TRIBUNNEWS.COM, Jakarta-PT Pertamina (Persero) menambahkan empat unit Pertashop di wilayah Jawa Barat melalui Area Operasi Pasar (MOR) III, termasuk Provinsi Banten , DKI Jakarta dan Jawa Barat.

Pertashop adalah perusahaan distribusi Pertamina kecil yang menyediakan layanan kepada konsumen yang membutuhkan bahan bakar dan LPG di daerah terpencil.

Dewi Sri Utami, direktur komunikasi dan CSR MOR III, menekankan bahwa Pertashop adalah pasokan bahan bakar alternatif, terutama bagi orang-orang yang jauh dari pompa bensin umum (SPBU). Sama seperti di Magalenka, jarak antara Pertashop dan pompa bensin terdekat lebih dari 12 kilometer.

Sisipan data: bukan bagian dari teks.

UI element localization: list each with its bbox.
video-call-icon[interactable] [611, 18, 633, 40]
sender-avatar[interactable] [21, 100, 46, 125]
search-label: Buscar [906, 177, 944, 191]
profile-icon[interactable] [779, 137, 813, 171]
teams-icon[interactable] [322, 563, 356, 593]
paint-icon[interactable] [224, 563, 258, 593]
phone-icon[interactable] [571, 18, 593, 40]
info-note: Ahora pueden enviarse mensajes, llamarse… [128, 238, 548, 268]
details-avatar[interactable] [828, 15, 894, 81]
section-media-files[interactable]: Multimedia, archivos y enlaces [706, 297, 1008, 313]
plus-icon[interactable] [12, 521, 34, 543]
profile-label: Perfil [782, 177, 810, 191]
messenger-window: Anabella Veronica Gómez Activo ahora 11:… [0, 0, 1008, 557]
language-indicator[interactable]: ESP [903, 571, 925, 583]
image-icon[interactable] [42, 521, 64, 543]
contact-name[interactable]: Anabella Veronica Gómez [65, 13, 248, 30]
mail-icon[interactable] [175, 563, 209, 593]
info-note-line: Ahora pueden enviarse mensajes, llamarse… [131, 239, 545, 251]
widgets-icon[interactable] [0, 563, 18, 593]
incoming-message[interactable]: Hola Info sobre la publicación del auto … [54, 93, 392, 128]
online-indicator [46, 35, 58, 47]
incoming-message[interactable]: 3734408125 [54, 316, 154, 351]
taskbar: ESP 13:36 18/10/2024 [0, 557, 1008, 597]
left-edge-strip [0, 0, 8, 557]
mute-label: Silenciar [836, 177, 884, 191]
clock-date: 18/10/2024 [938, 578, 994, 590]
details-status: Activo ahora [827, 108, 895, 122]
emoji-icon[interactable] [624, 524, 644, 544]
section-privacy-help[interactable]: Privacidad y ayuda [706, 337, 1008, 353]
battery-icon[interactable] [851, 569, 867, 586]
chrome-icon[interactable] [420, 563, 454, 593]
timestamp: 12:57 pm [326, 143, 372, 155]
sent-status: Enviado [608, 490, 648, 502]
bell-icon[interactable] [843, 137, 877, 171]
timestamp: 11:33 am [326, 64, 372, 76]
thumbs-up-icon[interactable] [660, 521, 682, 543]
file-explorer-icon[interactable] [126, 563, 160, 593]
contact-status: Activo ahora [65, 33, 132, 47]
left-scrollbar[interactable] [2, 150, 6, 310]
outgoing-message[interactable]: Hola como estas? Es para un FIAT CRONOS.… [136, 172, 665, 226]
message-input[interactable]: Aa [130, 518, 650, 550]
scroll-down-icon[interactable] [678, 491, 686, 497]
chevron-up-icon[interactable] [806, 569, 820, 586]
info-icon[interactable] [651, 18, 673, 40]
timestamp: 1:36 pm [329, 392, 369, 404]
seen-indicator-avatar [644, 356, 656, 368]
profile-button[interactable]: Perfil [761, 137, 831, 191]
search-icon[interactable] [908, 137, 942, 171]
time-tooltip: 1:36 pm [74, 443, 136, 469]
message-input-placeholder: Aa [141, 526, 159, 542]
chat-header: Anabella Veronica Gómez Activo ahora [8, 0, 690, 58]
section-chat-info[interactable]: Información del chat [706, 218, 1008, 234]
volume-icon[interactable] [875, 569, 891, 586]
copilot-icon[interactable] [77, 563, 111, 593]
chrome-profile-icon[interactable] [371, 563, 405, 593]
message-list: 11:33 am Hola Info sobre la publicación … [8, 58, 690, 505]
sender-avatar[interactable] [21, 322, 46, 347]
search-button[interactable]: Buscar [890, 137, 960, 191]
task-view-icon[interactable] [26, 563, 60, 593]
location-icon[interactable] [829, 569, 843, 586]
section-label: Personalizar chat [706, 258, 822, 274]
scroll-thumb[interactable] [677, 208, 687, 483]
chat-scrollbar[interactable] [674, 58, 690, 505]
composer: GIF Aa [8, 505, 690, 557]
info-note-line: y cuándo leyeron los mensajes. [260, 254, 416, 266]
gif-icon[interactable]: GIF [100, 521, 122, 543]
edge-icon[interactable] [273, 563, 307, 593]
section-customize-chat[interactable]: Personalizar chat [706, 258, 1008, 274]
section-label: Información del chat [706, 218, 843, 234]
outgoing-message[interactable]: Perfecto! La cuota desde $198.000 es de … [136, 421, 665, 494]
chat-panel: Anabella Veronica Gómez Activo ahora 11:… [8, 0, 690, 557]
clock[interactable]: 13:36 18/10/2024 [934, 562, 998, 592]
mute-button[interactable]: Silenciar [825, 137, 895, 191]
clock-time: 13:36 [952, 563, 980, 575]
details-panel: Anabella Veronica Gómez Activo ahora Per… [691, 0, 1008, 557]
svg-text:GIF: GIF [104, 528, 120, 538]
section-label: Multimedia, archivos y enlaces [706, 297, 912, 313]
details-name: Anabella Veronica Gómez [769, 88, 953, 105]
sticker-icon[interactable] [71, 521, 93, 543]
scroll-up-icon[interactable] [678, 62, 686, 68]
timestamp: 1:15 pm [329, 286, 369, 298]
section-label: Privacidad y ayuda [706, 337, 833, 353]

“Kehadiran di Pertashop merupakan alternatif bagi Pertamina, yang memperluas layanan distribusi bahan bakar dan LPG dengan bekerja sama dengan semua pihak dan selalu mempertimbangkan aspek komersial dari lokasi yang diserahkan,” kata Dewi, Jumat (22/5/2020).

Baca: MPV di belakang Renault Triber memasuki 1.500 unit, dan waktu pengiriman dijadwalkan untuk Juni

Sebelum, Fanshurullah Asa, kepala Otoritas Pengatur Minyak dan BPH Migas, mendesak Pertamina untuk tidak Bersaing dengan ExxonMobil, ini telah mulai membangun jaringan di pedesaan.

Baca: M Noah, miliarder, dan pelelangan harian yang mengendalikan sepeda motor listrik Jokowi adalah pekerja konstruksi. Perusahaan itu, raksasa minyak dan gas Amerika, telah membangun lebih dari 10.000 pompa bensin ritel, bengkel mikro, dan toko minyak.

“Di Purwakarta, ada sebanyak ratusan. Jika berjalan baik, Pertamini ini juga akan melelahkan,” kata Fanshurullah dalam obrolan virtual pada 8 Mei 2020.

Baca: Natasha Rizky (Natasha Rizky) di mata kebijaksanaan pandemi korona: 24 jam sehari untuk mengalami peran istri dan ibu — “Solusi kami memang untuk rilis resmi Pertamina Sebuah SPBU kecil. “Harga awalnya adalah Rs 100 crore,” tambahnya.